Vorausdenken und Teamwork

Oft wird der Sport Schach auf dem Eis genannt. Der oder die Mannschaftsführer*in (Skip) muss mehrere Spielzüge vorausdenken, um dem Team die richtigen taktischen Anweisungen zu geben. Dabei kommt es nicht selten vor, dass ein mehrstündiges Spiel erst mit dem letzten Stein entschieden wird. Nervenstärke ist also für Curler*innen durchaus förderlich.

Eine Mannschaft besteht in der Regel aus vier Personen, bei denen mindestens ein*e Tetraplegiker*in und ein Mitspielende*r des anderen Geschlechts mit von der Partie sein müssen. 
Wer sich gern einmal im Rollstuhlcurling versuchen möchte, sollte auf warme Kleidung und einigermaßen gute Bremsen nicht verzichten. Das sind die einzigen Voraussetzungen, denn Curling spielen kann jeder!

Vier Curlingsteine auf Eis. An den Griffen der Curlingsteine befinden sich gelbe und rote Bommel. | © Amber McNulty/ pixabay

Curling ist ein Sport bei dem jede*r teilhaben kann (Foto: Amber McNulty/ pixabay).

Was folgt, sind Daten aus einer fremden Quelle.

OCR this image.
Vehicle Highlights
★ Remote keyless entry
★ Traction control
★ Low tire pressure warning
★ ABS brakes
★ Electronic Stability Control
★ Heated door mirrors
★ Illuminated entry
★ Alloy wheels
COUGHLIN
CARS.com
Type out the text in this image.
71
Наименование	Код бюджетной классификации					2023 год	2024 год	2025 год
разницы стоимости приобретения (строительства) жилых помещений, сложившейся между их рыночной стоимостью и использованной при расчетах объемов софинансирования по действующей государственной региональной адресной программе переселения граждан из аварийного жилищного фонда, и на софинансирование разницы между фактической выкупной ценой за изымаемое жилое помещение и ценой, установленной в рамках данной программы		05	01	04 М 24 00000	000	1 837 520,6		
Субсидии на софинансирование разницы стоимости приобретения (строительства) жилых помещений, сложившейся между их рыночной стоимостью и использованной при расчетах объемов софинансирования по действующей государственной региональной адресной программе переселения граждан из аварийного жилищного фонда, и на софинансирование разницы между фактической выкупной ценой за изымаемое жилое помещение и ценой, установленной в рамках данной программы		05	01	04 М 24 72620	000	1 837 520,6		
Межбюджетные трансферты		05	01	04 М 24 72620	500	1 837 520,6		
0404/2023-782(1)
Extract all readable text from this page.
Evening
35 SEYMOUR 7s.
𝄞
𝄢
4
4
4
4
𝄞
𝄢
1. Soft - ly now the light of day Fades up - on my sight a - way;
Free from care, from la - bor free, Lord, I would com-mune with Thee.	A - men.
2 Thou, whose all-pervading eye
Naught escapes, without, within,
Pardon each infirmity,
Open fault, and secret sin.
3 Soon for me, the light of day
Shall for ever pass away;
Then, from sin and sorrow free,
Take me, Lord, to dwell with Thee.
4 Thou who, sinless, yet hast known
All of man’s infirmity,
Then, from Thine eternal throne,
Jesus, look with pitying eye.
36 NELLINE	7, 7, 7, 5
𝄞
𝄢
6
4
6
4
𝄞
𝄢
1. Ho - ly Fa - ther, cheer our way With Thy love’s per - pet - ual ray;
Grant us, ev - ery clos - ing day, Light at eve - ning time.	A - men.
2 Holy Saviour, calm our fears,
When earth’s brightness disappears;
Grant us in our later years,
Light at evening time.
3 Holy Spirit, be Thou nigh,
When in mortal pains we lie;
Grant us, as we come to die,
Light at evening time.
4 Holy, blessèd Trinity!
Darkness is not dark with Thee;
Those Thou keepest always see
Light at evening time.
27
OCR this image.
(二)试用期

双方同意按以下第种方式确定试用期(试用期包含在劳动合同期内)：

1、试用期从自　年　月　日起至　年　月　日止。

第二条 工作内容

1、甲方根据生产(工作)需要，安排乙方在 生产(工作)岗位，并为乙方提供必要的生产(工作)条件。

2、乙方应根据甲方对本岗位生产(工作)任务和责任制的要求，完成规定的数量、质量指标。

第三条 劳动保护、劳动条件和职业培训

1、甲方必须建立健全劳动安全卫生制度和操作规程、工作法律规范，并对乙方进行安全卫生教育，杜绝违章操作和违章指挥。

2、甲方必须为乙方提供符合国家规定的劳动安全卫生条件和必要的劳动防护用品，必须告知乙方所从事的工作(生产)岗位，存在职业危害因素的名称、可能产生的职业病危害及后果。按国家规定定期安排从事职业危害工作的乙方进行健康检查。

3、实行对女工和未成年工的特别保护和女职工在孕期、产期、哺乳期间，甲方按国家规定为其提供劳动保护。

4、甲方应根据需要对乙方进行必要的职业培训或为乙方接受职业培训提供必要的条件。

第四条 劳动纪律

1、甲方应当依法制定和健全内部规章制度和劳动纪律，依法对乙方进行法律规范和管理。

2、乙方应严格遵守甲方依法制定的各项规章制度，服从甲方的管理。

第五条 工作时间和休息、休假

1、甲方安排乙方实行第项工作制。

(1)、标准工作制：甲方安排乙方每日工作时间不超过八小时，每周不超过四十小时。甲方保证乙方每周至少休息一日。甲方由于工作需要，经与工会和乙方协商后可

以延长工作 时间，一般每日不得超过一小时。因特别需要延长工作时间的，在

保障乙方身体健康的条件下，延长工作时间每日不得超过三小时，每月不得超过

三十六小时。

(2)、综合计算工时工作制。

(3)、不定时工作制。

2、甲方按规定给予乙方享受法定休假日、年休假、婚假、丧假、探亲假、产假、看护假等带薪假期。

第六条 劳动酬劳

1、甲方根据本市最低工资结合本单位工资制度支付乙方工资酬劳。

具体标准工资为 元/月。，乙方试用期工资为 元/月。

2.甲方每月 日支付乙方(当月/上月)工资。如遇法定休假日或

Para-Eishockey: populärer Mannschaftssport

Nichts für zarte Gemüter, denn es geht richtig zur Sache, wenn beim Para- Eishockey zwei Teams mit je sechs Spielenden auf Eisschlitten fahrend dem Puck hinterherjagen. Gespielt wird mit intensivem Körperkontakt und geübtem Handling der Stöcke. Para-Eishockey fördert und fordert Kraft, Teamgeist und Engagement.

Spielfeld, Ausrüstung und Spielregeln entsprechen dem Eishockey. Die Spieler*innen sitzen aber niedrig zur Oberfläche des Eises in einem individuell angepassten Schlitten. Jede*r hat zwei kurze Stöcke, die am hinteren Ende mit Spikes versehen sind, um sich mit schnellen Schlägen auf das Eis fortbewegen zu können. Die Spielzeit beträgt dreimal 15 Minuten. Wie beim Eishockey geht es auch beim Schlittenhockey ziemlich zur Sache und das Verletzungsrisiko ist recht hoch, weil die Hände mit den Schlittenkufen oder der Körper mit den Spikes in Berührung kommen können.

Para-Eishockey in Deutschland

Para-Eishockey wurde in den frühen Sechziger Jahren in Schweden entwickelt. Erst im Jahre 1996 entstand um Detlef Zinke von der RSG Hannover die erste deutsche Mannschaft in Hannover. Mittlerweile gibt es in Deutschland mit den Weserstars Bremen, den ERC Hannover Ice Lions, den Wiehl Penguins (TuS Wiehl), der Spielgemeinschaft ECC Preussen Berlin und EHC Freiburg und der Spielgemeinschaft ESC Dresden und ESV Dachau Woodpeckers fünf Mannschaften. Diese haben sich zur Deutsche Para-Eishockey Liga (DSL) zusammengeschlossen und führen einen regelmäßigen Spielbetrieb durch.

Also egal, ob durch die eigene sportliche Betätigung oder das Anfeuern am eisigen Spielfeldrand bei den Profis – die Freude und der Spaß beim Curling und beim Para-Eishockey ist ansteckend. Es lohnt sich also auf jeden Fall mal einen Blick auf die Angebote im Umkreis zu werfen.